You might receive this error if you’re using an older version of an internal table. Run the following on the connected database:

drop table dbo.replicate_io_audit_ddl_trigger_1;

PERMISSION_DENIED: You are not authorized to create clusters. Please contact your administrator.

Contact a Databricks account admin to grant you Unrestricted cluster creation permissions.

DLT ERROR CODE: INGESTION_GATEWAY_INTERNAL_ERROR

Check the stdout file(s) in the driver logs.

org.apache.spark.sql.catalyst.ExtendedAnalysisException

Error message:

Ingestion pipeline error: “org.apache.spark.sql.catalyst.ExtendedAnalysisException: Cannot have multiple queries named `XYZ_snapshot_load` for `XYZ`. Additional queries on that table must be named.
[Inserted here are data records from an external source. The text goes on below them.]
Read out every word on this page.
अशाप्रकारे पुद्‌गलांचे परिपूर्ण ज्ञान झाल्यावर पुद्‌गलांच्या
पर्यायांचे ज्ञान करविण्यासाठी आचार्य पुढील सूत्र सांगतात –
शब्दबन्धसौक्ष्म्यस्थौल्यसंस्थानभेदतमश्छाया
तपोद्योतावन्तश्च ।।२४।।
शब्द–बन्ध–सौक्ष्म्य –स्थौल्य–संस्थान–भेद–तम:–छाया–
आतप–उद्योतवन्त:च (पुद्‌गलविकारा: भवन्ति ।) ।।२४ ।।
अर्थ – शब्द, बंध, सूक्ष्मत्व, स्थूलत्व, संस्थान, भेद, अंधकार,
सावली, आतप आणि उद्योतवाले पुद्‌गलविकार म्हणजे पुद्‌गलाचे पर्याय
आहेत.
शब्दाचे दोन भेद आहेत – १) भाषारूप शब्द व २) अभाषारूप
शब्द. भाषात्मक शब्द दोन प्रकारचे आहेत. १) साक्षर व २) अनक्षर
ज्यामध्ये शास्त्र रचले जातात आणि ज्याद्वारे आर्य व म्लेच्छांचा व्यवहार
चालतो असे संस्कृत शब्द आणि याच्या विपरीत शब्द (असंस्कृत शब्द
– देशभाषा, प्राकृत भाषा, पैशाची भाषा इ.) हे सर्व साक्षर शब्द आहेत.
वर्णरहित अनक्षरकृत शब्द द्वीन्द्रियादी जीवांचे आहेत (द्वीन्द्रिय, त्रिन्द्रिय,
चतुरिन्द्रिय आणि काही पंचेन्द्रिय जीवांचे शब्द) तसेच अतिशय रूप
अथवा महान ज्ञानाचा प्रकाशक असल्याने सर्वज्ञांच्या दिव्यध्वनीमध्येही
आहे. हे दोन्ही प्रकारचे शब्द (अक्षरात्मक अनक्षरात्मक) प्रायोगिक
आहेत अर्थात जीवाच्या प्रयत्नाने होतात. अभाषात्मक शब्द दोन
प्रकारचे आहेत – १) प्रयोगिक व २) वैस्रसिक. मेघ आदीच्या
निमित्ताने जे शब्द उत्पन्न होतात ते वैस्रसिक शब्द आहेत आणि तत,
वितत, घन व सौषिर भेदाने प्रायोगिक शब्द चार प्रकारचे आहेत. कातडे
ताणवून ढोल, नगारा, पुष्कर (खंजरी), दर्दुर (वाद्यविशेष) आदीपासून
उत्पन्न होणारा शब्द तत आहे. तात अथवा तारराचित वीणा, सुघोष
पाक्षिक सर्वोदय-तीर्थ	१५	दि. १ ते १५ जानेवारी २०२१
Note that unnamed queries default to the same name as the table.

Issue: This indicates that there is a name conflict due to multiple source tables named XYZ in different source schemas that are being ingested by the same ingestion pipeline to the same destination schema.

Solution: Create multiple gateway-ingestion pipeline pairs writing these conflicting tables to different destination schemas.

Incompatible schema changes

An incompatible schema change causes the ingestion pipeline to fail with an INCOMPATIBLE_SCHEMA_CHANGE error. To continue replication, trigger a full refresh of the affected tables.

Note

Databricks can not guarantee that at time the ingestion pipeline fails for an incompatible schema change, all rows prior to the schema change have been ingested.